16th May 2018 By: News24Wire

 Home Affairs launches new automated biometric ID system

Home Affairs Minister Malusi Gigaba
Photo by: Bloomberg

The Department of Home Affairs (DHA) has taken new future-fit identification steps by launching an the Automated Biometric Identification System (ABIS). 

The Minister of Home Affairs Malusi Gigaba on Wednesday, 16 May, confirmed that the launch of ABIS is an important part of the Department’s Modernisation Programme.

Gigaba says that ABIS is a modern system that "promises many possibilities in identity management" and advances DHA's Modernisation Programmes and "transformation imperatives".

ABIS is an identification and security solution powered by sustainable technology and will offer a single view of citizens across their life cycle and their status changes at various stages.

Replacing HANIS

The DHA says it is set to replace the Home Affairs National Identity System (HANIS), which is "manually operated and outdated". Home Affairs is undergoing major upgrades in respect of its identification systems.

Gigaba says that the project will be rolled out in phases over a five year period, with implementation involving migration of the current HANIS data. 

The plan will integrate HANIS and the Automated Fingerprint Identification System (AFIS) into an automated system through ABIS that will identify and verify people through fingerprints, facial recognition and IRIS technology.

The ABIS is a fundamental baseline for the broader National Identification System that will consolidate South African and foreign nationals' data into a single base.

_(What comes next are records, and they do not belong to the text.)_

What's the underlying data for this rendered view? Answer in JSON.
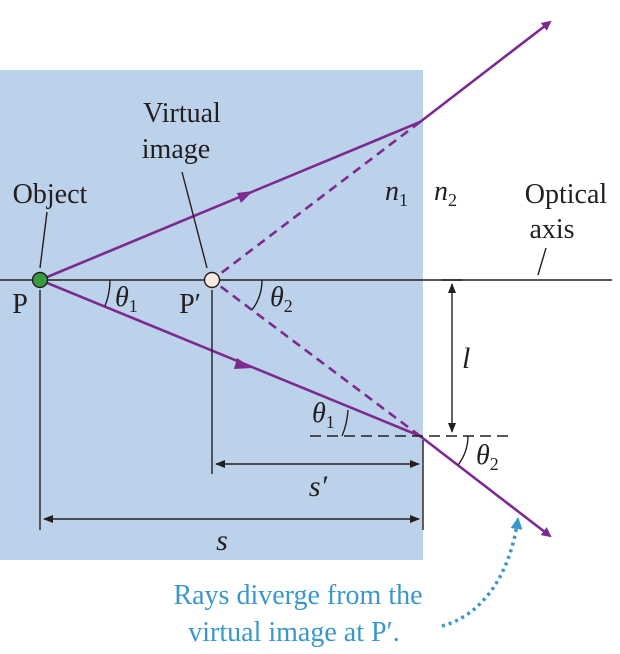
{
  "colors": {
    "medium": "#bcd1ea",
    "ray": "#7d2a90",
    "line": "#231f20",
    "object_point": "#3a9a3f",
    "image_point": "#fbe9e3",
    "callout": "#3a97c9"
  },
  "labels": {
    "virtual_image_line1": "Virtual",
    "virtual_image_line2": "image",
    "object": "Object",
    "optical_axis_line1": "Optical",
    "optical_axis_line2": "axis",
    "point_p": "P",
    "point_p_prime": "P′",
    "n1": "n",
    "n1_sub": "1",
    "n2": "n",
    "n2_sub": "2",
    "theta1_left": "θ",
    "theta1_left_sub": "1",
    "theta2_top": "θ",
    "theta2_top_sub": "2",
    "theta1_bottom": "θ",
    "theta1_bottom_sub": "1",
    "theta2_bottom": "θ",
    "theta2_bottom_sub": "2",
    "l": "l",
    "s_prime": "s′",
    "s": "s"
  },
  "callout": {
    "line1": "Rays diverge from the",
    "line2": "virtual image at P′."
  }
}
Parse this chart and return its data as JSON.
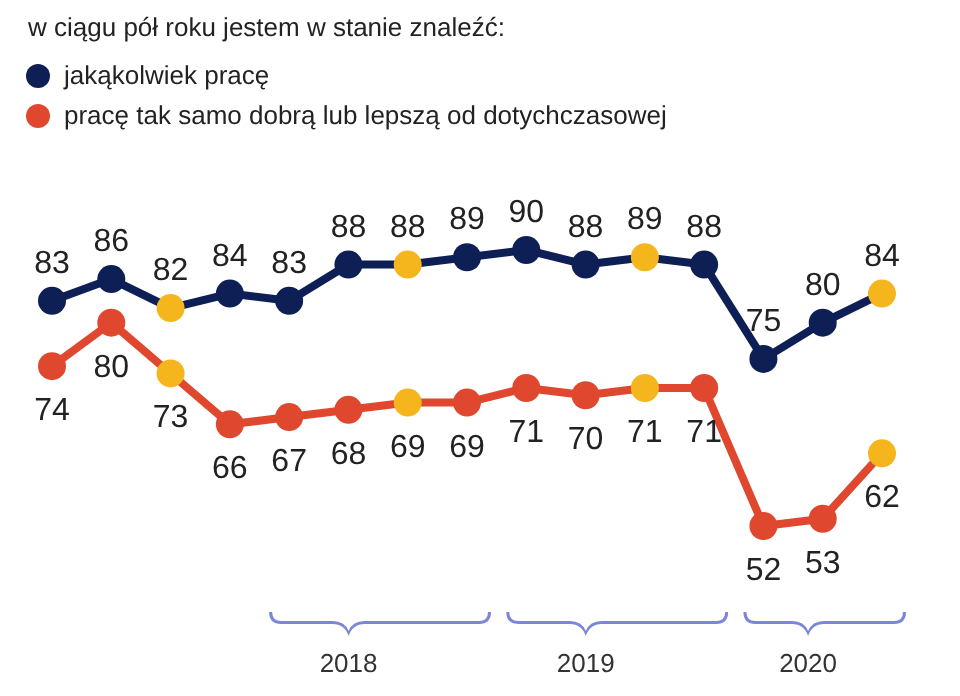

The DHA says the new modernised and automated system "with re-engineered business processes" will allow for enhanced and safer data in terms of digital processing, storage of photos, fingerprints, signatures, voice recordings, demographic information and scanned supporting documents.

Benefits of ABIS

ABIS will provide improved security overall and benefit the public and private sector - particularly the tourism industry.

Gigaba says the new biometric system will benefit the tourism industry by enabling quicker response times at ports of entry.

He also says that the ABIS is especially important in providing data for security, by providing "additional biometric modalities such as iris scan, palm print and infant footprint, over and above what the archaic HANIS used to provide".

When ABIS goes live, Gigaba says the following benefits can be expected:

Services

Economy

Security

"ABIS is a milestone in South Africa’s pathway towards a new digital national identity system," says Gigaba, adding that "This development will go some way to ensure our people thrive in the fourth industrial revolution, as it helps enable empowered citizens, relatively low cost digital government services, trusted documents, enhanced security, less crime, improved investment prospects and prosperity."

As part of the capturing of biometrics, the DHA is also set improve access to South Africa, with the roll-out of eVisas, with the pilot phase expected to begin early in 2019.